Les très nombreux et très influents lecteurs de la page opinion du New York Times ont eu droit ce matin à un article carabiné de deux professeures de science politique de l’Université de Montréal, Pascale Dufour et Laurence Bherer.

D’entrée de jeu, elles accrochent l’attention des lecteurs en expliquant le jeu de mots entourant le nom et le plat « Poutine », puis en écrivant que le Québec « goûte maintenant à la médecine » de Vladimir Poutine en matière d’irrespect des droits.

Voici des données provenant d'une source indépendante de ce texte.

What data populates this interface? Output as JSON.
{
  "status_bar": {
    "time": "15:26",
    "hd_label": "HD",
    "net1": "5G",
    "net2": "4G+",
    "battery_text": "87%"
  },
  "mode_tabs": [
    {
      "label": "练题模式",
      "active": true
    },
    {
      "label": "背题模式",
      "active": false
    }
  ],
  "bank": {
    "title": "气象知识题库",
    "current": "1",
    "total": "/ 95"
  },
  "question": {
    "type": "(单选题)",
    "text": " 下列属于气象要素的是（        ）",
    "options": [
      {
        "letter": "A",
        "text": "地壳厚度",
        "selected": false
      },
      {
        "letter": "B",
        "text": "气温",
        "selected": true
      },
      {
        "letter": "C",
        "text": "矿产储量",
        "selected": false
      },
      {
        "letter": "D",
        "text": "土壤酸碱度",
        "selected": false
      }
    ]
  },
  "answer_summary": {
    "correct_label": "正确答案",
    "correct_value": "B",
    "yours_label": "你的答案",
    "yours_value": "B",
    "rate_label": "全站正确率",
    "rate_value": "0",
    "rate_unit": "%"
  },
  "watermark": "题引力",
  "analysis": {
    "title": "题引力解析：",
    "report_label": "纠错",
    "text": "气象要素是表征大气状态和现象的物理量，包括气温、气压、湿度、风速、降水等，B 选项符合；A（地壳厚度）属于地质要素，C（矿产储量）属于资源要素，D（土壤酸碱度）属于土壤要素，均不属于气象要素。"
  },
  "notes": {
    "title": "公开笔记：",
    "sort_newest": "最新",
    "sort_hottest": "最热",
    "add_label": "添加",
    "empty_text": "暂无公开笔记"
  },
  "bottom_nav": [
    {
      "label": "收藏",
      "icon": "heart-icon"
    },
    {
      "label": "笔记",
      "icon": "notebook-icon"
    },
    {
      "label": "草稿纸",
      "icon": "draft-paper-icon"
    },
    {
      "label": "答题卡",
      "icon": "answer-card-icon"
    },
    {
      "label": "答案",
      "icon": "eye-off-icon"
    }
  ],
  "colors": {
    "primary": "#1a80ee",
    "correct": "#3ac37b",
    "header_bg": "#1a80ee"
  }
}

Scribes prétendant à publier un jour dans cette page lue entre toutes (j’y suis arrivé une fois), notez comment les deux auteures utilisent correctement les tournures américaines pour maintenir l’attention : dans un pays, le Canada, jugé progressiste, « one of its provinces has gone rogue », écrivent-elles. Ce qui signifie que la province est devenue « hors de contrôle », comme Sarah Palin pendant la dernière campagne présidentielle.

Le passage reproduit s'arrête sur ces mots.